Manual Cleanup Required
Some data requires manual cleanup. Unused kb_documents should be periodically reviewed and removed. Old message_history should be cleared based on retention policy. Expired user_login_tokens should be purged.
Performance Implications
Hot Paths
These relationships are frequently traversed and should be optimized.
The user_sessions to message_history path benefits from an index on (session_id, created_at DESC) and is used for conversation display.
The bots to bot_memories path benefits from an index on (bot_id, key) and is used by GET BOT MEMORY and SET BOT MEMORY operations.
The kb_collections to kb_documents path benefits from an index on (collection_id, indexed) and is used for semantic search.
Join Optimization
Common join patterns benefit from composite indexes.
User session context queries join user_sessions with users on user_sessions.user_id = users.id and with bots on user_sessions.bot_id = bots.id.
Knowledge base loading joins user_kb_associations with kb_collections on user_kb_associations.collection_id = kb_collections.id and kb_documents on kb_collections.id = kb_documents.collection_id.

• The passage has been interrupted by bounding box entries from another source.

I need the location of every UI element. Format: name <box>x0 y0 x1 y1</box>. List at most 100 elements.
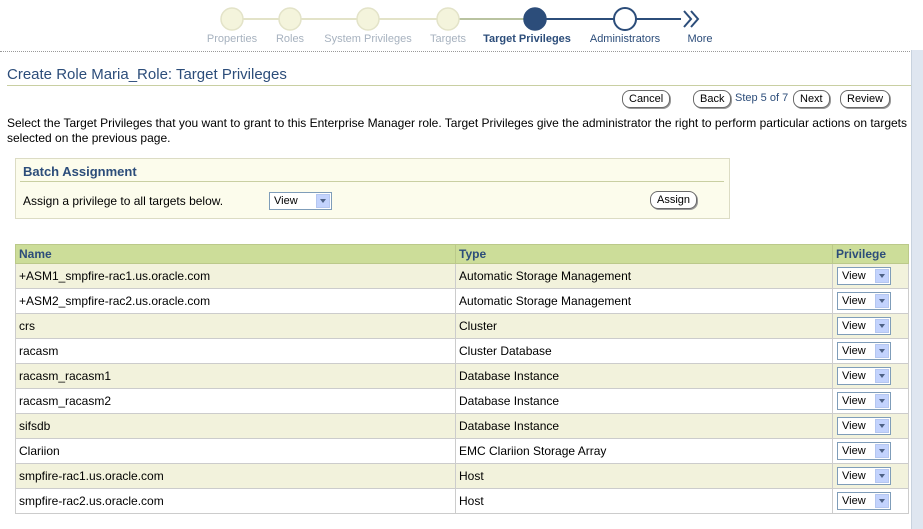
privilege-value: View <box>842 295 866 307</box>
step-more[interactable]: More <box>687 33 712 45</box>
target-name: racasm_racasm2 <box>15 388 456 414</box>
step-system-privileges[interactable]: System Privileges <box>324 33 411 45</box>
table-row: racasm_racasm2 Database Instance View <box>15 388 909 414</box>
review-button[interactable]: Review <box>840 90 891 108</box>
chevron-down-icon[interactable] <box>875 394 889 408</box>
step-roles-marker <box>278 7 302 31</box>
table-row: racasm_racasm1 Database Instance View <box>15 363 909 389</box>
privilege-value: View <box>842 445 866 457</box>
step-target-privileges: Target Privileges <box>483 33 571 45</box>
privilege-select[interactable]: View <box>837 492 891 510</box>
column-header-name[interactable]: Name <box>15 244 456 264</box>
chevron-down-icon[interactable] <box>875 419 889 433</box>
batch-privilege-select[interactable]: View <box>269 192 332 210</box>
privilege-cell: View <box>832 463 909 489</box>
privilege-select[interactable]: View <box>837 417 891 435</box>
table-row: crs Cluster View <box>15 313 909 339</box>
privilege-select[interactable]: View <box>837 267 891 285</box>
chevron-down-icon[interactable] <box>875 269 889 283</box>
privilege-cell: View <box>832 288 909 314</box>
batch-assignment-title: Batch Assignment <box>23 164 137 179</box>
assign-button[interactable]: Assign <box>650 191 698 209</box>
step-targets[interactable]: Targets <box>430 33 466 45</box>
chevron-down-icon[interactable] <box>875 494 889 508</box>
target-name: crs <box>15 313 456 339</box>
instruction-text: Select the Target Privileges that you wa… <box>7 116 908 145</box>
target-type: Automatic Storage Management <box>455 263 833 289</box>
column-header-privilege: Privilege <box>832 244 909 264</box>
privilege-cell: View <box>832 363 909 389</box>
privilege-select[interactable]: View <box>837 467 891 485</box>
chevron-down-icon[interactable] <box>875 369 889 383</box>
vertical-scrollbar[interactable] <box>911 50 923 529</box>
batch-assignment-label: Assign a privilege to all targets below. <box>23 194 224 208</box>
table-header-row: Name Type Privilege <box>15 244 909 264</box>
privilege-select[interactable]: View <box>837 342 891 360</box>
chevron-down-icon[interactable] <box>875 294 889 308</box>
target-privileges-table: Name Type Privilege +ASM1_smpfire-rac1.u… <box>15 244 909 514</box>
process-train: Properties Roles System Privileges Targe… <box>0 0 923 52</box>
batch-assignment-box: Batch Assignment Assign a privilege to a… <box>15 158 730 219</box>
privilege-cell: View <box>832 313 909 339</box>
target-name: racasm_racasm1 <box>15 363 456 389</box>
table-row: smpfire-rac1.us.oracle.com Host View <box>15 463 909 489</box>
target-name: racasm <box>15 338 456 364</box>
privilege-value: View <box>842 420 866 432</box>
chevron-down-icon[interactable] <box>875 344 889 358</box>
target-name: sifsdb <box>15 413 456 439</box>
privilege-cell: View <box>832 263 909 289</box>
privilege-value: View <box>842 470 866 482</box>
privilege-value: View <box>842 495 866 507</box>
step-targets-marker <box>436 7 460 31</box>
table-row: +ASM2_smpfire-rac2.us.oracle.com Automat… <box>15 288 909 314</box>
chevron-down-icon[interactable] <box>875 444 889 458</box>
privilege-cell: View <box>832 438 909 464</box>
back-button[interactable]: Back <box>693 90 732 108</box>
step-target-privileges-marker <box>523 7 547 31</box>
step-indicator: Step 5 of 7 <box>735 92 789 104</box>
page-title: Create Role Maria_Role: Target Privilege… <box>7 66 287 83</box>
privilege-cell: View <box>832 488 909 514</box>
cancel-button[interactable]: Cancel <box>622 90 671 108</box>
privilege-value: View <box>842 270 866 282</box>
privilege-cell: View <box>832 338 909 364</box>
target-type: Cluster Database <box>455 338 833 364</box>
target-name: smpfire-rac2.us.oracle.com <box>15 488 456 514</box>
chevron-down-icon[interactable] <box>316 194 330 208</box>
target-type: Host <box>455 488 833 514</box>
train-divider <box>0 51 912 52</box>
chevron-down-icon[interactable] <box>875 469 889 483</box>
target-type: Host <box>455 463 833 489</box>
target-name: +ASM2_smpfire-rac2.us.oracle.com <box>15 288 456 314</box>
table-row: sifsdb Database Instance View <box>15 413 909 439</box>
target-type: Cluster <box>455 313 833 339</box>
step-properties[interactable]: Properties <box>207 33 257 45</box>
table-row: racasm Cluster Database View <box>15 338 909 364</box>
privilege-select[interactable]: View <box>837 367 891 385</box>
step-properties-marker <box>220 7 244 31</box>
target-type: Automatic Storage Management <box>455 288 833 314</box>
more-arrow-icon <box>683 10 700 28</box>
column-header-type[interactable]: Type <box>455 244 833 264</box>
chevron-down-icon[interactable] <box>875 319 889 333</box>
target-type: Database Instance <box>455 413 833 439</box>
privilege-select[interactable]: View <box>837 392 891 410</box>
privilege-select[interactable]: View <box>837 292 891 310</box>
privilege-select[interactable]: View <box>837 317 891 335</box>
step-administrators[interactable]: Administrators <box>590 33 660 45</box>
step-roles[interactable]: Roles <box>276 33 304 45</box>
table-row: Clariion EMC Clariion Storage Array View <box>15 438 909 464</box>
privilege-value: View <box>842 320 866 332</box>
target-name: +ASM1_smpfire-rac1.us.oracle.com <box>15 263 456 289</box>
privilege-value: View <box>842 370 866 382</box>
target-type: EMC Clariion Storage Array <box>455 438 833 464</box>
table-row: +ASM1_smpfire-rac1.us.oracle.com Automat… <box>15 263 909 289</box>
privilege-value: View <box>842 395 866 407</box>
target-name: smpfire-rac1.us.oracle.com <box>15 463 456 489</box>
next-button[interactable]: Next <box>793 90 830 108</box>
privilege-value: View <box>842 345 866 357</box>
privilege-select[interactable]: View <box>837 442 891 460</box>
privilege-cell: View <box>832 413 909 439</box>
target-name: Clariion <box>15 438 456 464</box>
step-system-privileges-marker <box>356 7 380 31</box>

Tool discovery joins session_tool_associations with basic_tools on session_tool_associations.tool_id = basic_tools.id filtered by session_id and bot_id.
Data Consistency Patterns
Transaction Boundaries
Certain operations must be atomic.
Session creation requires inserting the user_session record, initializing default associations, and creating the initial message all within a single transaction.
Tool registration requires inserting the basic_tool record, updating bot_configuration, and refreshing active sessions together.
Document upload requires inserting the kb_document record, triggering the indexing job, and updating collection metadata atomically.
Eventual Consistency
Some operations can be eventually consistent.
Vector embeddings allow document upload to complete first, with asynchronous indexing creating embeddings afterward. Search becomes available after processing completes.
Email synchronization saves account configuration immediately, then background sync fetches emails asynchronously. Folders and counts update as sync progresses.
Best Practices
Always use foreign keys for data integrity to catch relationship violations at the database level. Index foreign key columns for join performance to avoid full table scans on relationship traversals. Use transactions for related updates to maintain consistency across multiple tables.
Implement soft deletes for audit trails where regulations require historical data retention. Monitor constraint violations in logs to catch application bugs early. Plan cascade paths carefully to avoid unintended data deletion.
Document relationship changes in migrations so the team understands schema evolution over time.